Staff from diplomatic missions and government officials are exempt.
President Bola Tinubu has warned that the levy should not be used to discourage potential investors.
He made these comments while presenting the Expatriate Employment Levy (EEL) handbook on Tuesday, emphasizing that the government aims to increase revenue and promote indigenisation.
Tinubu stated that the objective is to create a balance in job opportunities between Nigerians and expatriates.
“The purpose is to close the wage gap between expatriates and the Nigerian workforce while increasing employment opportunities for qualified Nigerians in foreign companies within the country,” he mentioned.
He also expressed the importance of clear implementation to achieve the program’s objectives.

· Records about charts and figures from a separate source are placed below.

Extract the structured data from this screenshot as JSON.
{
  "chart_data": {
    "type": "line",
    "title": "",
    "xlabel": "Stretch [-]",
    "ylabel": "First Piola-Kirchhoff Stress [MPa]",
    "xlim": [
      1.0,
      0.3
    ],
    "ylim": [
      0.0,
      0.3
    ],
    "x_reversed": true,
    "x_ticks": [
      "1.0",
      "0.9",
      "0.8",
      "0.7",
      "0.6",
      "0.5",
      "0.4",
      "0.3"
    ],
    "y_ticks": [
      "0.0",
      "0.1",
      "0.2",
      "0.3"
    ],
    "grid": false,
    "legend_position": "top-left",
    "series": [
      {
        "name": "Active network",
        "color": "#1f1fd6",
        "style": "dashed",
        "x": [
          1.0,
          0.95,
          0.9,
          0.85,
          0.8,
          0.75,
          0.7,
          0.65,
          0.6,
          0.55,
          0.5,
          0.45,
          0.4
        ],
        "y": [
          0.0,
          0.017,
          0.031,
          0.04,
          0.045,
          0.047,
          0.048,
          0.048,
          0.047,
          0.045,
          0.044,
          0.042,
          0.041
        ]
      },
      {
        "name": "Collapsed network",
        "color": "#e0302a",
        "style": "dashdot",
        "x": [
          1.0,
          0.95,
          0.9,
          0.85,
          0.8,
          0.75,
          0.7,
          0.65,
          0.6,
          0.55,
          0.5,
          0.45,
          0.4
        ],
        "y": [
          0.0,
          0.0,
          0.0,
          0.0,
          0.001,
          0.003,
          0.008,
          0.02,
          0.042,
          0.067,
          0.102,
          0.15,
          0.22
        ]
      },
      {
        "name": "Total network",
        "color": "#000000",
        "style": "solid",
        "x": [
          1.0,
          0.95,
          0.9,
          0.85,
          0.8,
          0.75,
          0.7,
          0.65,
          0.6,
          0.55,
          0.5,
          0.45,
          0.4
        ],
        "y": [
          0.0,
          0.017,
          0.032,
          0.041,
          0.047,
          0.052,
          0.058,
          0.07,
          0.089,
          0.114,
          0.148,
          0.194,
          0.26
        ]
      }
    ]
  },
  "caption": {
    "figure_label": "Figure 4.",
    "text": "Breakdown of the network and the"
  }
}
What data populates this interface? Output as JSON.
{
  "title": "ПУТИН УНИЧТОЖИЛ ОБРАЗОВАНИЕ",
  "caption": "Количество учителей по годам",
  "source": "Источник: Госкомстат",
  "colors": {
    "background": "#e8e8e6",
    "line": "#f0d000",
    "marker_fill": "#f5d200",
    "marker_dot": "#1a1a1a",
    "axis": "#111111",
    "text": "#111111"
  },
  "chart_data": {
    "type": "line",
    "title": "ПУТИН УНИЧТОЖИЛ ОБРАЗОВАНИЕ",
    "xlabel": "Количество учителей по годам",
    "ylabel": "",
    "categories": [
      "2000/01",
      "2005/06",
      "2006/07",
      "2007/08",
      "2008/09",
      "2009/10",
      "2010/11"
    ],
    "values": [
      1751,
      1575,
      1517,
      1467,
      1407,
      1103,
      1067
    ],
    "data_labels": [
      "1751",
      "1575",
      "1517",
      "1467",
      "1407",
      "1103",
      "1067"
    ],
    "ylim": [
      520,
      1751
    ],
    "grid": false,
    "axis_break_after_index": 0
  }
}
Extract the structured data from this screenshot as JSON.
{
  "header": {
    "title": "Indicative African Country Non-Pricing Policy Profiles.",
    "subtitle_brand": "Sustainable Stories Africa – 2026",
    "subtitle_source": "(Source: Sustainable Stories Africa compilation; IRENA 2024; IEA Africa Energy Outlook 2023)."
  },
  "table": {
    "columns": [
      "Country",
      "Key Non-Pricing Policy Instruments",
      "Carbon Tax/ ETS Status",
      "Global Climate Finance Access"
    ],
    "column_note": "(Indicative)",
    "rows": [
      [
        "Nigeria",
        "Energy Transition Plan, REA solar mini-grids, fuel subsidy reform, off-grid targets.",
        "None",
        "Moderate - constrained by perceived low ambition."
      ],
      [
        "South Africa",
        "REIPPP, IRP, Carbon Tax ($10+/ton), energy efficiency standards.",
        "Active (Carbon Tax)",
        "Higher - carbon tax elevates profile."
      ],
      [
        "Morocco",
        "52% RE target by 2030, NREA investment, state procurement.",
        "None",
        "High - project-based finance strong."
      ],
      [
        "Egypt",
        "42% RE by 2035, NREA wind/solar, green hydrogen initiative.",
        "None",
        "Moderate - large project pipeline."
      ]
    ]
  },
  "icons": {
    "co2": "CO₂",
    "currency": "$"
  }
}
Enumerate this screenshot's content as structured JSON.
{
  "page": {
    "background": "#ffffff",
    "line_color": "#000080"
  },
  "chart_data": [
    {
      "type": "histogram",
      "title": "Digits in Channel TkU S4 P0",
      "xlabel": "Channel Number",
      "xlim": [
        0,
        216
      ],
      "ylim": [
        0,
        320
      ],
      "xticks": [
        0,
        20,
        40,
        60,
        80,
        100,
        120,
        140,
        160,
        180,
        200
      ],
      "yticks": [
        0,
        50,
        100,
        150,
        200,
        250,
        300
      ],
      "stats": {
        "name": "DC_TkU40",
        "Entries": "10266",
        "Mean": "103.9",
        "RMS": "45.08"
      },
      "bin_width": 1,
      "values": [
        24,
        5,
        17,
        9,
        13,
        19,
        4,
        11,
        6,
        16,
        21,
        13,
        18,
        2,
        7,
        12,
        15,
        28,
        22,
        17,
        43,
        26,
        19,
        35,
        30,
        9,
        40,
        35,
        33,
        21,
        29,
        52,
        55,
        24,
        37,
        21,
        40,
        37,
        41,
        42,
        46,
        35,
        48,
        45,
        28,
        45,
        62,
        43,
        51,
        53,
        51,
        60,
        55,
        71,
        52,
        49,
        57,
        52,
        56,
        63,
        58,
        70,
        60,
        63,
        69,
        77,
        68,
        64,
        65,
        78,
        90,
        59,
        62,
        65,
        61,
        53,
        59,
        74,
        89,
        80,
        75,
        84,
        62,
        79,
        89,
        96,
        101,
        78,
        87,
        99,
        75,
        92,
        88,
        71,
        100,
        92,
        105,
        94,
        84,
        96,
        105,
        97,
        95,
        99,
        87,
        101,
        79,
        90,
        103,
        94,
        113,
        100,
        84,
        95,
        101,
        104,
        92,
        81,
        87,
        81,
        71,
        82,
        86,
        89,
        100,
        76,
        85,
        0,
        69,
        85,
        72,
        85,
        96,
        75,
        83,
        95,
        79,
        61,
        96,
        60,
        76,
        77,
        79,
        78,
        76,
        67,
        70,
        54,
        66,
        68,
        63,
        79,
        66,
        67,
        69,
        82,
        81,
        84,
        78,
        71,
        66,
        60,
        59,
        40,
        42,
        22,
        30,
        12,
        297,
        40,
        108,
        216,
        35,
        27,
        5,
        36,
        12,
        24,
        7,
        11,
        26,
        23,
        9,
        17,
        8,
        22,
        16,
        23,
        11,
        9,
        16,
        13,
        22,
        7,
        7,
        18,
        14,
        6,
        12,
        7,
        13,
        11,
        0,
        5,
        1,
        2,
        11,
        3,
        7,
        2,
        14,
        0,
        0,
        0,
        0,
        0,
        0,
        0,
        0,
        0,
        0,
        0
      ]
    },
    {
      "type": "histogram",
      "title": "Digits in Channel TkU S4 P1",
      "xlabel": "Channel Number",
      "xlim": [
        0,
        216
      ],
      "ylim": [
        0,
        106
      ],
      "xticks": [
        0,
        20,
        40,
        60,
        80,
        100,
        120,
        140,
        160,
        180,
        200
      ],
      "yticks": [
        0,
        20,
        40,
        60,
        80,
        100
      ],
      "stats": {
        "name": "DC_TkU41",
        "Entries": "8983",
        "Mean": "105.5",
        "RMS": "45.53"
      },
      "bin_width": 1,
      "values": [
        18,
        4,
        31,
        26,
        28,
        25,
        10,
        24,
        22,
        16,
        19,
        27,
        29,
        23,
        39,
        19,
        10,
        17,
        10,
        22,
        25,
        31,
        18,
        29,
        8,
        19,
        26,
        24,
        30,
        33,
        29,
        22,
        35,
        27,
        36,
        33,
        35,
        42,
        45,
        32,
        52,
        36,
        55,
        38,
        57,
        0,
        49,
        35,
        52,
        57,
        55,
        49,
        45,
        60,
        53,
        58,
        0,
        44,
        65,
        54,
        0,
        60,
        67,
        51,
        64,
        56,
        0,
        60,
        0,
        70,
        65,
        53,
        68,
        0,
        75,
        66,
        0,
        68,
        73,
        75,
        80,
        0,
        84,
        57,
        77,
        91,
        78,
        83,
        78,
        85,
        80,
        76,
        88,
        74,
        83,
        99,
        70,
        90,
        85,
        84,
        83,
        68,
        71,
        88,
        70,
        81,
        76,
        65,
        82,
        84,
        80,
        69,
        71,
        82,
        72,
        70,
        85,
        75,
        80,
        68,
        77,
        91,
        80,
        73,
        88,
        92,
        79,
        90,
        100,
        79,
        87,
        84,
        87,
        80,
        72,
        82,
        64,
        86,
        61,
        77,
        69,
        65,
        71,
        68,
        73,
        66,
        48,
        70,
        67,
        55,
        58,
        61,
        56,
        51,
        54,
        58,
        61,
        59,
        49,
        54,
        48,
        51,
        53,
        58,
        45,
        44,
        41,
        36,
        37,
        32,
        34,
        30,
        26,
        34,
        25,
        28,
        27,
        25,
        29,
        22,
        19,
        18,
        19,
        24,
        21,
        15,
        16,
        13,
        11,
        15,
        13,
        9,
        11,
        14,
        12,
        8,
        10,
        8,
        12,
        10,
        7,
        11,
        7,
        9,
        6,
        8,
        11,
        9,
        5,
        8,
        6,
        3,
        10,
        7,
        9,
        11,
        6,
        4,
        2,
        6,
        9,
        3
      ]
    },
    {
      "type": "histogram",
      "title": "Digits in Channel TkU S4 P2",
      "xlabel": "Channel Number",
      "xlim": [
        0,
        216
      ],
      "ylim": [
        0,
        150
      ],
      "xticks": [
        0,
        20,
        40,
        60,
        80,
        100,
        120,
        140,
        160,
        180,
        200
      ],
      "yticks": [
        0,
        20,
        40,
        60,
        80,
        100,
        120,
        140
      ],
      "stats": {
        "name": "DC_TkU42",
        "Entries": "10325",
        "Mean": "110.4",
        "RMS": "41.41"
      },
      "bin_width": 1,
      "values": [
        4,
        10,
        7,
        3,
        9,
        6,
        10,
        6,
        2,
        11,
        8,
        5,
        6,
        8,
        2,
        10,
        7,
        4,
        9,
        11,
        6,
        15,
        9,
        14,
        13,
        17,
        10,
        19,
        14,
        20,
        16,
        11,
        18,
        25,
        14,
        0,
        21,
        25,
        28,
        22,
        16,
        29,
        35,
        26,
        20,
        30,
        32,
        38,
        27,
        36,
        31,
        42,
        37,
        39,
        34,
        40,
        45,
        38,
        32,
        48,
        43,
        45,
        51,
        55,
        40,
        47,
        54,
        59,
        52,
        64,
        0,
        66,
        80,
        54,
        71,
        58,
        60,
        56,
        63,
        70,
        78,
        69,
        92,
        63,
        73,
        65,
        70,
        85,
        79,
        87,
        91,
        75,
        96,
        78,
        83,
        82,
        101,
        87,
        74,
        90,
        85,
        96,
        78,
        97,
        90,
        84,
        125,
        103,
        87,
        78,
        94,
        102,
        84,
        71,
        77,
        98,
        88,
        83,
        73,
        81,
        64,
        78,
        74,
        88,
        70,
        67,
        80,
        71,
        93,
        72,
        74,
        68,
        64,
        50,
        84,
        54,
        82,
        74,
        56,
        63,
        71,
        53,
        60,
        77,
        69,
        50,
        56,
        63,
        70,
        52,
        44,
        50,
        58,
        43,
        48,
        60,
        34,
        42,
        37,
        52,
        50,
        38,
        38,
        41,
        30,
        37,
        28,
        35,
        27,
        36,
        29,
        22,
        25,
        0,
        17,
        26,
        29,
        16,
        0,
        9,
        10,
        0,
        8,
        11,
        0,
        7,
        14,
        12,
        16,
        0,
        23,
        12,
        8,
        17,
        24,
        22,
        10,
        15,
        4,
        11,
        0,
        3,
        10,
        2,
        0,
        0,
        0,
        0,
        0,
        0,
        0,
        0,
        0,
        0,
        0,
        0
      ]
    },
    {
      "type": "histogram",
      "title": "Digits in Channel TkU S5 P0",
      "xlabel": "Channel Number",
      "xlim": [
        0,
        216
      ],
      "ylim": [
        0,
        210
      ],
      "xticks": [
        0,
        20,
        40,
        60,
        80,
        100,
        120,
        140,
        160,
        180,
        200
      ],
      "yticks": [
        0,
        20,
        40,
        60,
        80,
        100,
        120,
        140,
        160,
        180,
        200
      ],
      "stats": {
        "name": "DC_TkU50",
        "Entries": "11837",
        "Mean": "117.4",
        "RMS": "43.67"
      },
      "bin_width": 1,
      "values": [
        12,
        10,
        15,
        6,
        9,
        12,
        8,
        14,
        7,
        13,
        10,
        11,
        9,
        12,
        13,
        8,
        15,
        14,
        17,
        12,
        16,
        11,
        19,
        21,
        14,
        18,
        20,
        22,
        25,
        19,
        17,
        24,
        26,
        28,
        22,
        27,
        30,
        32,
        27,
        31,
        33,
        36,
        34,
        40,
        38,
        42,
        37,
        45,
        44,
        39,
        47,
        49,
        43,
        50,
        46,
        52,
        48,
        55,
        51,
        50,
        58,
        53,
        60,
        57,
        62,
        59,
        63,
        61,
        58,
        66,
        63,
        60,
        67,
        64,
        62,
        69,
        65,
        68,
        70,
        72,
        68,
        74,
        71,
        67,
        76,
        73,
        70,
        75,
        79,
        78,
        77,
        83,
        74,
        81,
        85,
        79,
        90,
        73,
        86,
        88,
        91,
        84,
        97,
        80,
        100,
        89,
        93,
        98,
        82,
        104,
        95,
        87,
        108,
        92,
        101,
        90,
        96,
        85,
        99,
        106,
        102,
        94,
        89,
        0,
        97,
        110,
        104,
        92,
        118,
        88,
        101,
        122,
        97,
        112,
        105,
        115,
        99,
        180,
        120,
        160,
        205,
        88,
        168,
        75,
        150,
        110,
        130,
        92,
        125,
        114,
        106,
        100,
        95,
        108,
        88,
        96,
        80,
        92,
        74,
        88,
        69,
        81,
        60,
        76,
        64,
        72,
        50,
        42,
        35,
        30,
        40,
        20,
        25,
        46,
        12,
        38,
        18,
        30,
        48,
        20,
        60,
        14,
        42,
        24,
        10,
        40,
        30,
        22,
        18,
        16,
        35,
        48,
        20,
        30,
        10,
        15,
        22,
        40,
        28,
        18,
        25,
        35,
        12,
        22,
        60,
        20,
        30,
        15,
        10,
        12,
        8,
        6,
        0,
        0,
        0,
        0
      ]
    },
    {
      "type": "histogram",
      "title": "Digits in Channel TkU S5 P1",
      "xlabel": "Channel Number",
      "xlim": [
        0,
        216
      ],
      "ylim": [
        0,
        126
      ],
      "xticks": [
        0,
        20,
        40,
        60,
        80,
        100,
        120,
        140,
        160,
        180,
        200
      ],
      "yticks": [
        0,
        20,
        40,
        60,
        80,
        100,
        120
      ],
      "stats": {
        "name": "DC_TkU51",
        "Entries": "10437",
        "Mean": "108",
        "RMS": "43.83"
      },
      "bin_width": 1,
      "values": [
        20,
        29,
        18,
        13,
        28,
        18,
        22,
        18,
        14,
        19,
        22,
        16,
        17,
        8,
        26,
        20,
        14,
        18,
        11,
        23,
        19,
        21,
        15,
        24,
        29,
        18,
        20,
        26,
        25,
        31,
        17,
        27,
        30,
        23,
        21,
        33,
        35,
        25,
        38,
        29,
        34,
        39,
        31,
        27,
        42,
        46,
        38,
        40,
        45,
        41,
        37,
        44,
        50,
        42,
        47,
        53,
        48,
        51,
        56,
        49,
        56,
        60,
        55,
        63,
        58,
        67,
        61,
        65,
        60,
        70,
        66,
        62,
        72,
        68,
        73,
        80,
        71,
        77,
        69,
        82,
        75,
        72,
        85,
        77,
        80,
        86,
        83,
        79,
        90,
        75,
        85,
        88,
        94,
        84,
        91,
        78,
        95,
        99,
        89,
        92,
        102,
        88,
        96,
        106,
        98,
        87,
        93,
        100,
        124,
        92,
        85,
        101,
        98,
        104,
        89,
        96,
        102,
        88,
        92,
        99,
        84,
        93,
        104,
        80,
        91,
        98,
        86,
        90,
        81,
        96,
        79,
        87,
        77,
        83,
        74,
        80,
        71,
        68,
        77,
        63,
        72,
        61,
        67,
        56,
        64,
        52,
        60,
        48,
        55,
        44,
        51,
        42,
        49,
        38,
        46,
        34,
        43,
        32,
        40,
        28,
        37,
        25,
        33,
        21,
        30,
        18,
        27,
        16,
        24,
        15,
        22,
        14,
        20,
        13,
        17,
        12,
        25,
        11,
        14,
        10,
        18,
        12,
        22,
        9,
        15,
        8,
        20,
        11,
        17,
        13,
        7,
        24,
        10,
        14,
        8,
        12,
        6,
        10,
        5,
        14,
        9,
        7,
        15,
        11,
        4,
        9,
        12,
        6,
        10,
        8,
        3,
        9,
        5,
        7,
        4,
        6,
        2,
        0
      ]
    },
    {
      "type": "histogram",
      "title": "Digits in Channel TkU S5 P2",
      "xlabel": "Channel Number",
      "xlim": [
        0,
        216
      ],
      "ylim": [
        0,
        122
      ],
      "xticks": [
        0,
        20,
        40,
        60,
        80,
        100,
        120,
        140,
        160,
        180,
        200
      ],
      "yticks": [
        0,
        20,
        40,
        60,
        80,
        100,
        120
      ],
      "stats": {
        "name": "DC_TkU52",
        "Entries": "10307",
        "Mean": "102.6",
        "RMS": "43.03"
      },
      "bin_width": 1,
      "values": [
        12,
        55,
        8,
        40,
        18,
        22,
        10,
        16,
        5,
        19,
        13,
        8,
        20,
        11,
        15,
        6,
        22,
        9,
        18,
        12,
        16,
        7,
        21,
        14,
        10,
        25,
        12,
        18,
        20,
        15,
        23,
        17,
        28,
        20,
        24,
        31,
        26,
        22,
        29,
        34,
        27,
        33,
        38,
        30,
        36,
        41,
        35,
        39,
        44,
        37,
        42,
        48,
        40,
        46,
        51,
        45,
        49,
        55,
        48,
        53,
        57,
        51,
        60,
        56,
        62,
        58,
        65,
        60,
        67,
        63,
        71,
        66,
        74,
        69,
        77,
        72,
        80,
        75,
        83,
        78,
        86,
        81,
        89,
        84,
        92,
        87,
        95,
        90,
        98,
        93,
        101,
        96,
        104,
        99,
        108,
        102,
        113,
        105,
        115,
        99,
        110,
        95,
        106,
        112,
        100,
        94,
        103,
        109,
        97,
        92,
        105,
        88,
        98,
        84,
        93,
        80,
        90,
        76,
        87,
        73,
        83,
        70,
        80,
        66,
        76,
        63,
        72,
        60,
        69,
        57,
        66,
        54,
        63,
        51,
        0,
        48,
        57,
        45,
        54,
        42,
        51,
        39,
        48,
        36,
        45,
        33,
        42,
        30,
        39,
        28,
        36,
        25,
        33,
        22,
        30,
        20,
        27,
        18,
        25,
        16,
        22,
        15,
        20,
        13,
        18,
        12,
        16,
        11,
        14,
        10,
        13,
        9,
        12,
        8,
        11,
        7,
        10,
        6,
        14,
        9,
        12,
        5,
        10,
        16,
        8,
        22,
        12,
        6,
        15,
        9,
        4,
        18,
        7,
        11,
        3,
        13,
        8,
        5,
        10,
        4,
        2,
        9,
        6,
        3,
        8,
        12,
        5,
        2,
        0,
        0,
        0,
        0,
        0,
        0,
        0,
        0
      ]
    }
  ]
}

This decision comes at a time when Nigeria is facing its worst economic crisis in decades, leading to widespread suffering and discontent in recent months.
Labor unions and government workers organized protests on Tuesday to denounce the economic hardships.
Tinubu acknowledged the challenging period that Nigerians are going through and mentioned ongoing efforts to improve the country’s finances and stimulate economic growth.
The levy applies to employees who work at least 183 days a year.
The scheme includes fines of up to three years and imprisonment of up to five years for individuals or organizations that fail to comply, including providing inaccurate information.
The Nigerian Immigration Service will enforce the levy.
Local media quoted Interior Minister Olubunmi Tunji-Oj stating that it will operate under a public-private partnership model involving the government, immigration service, and a private company.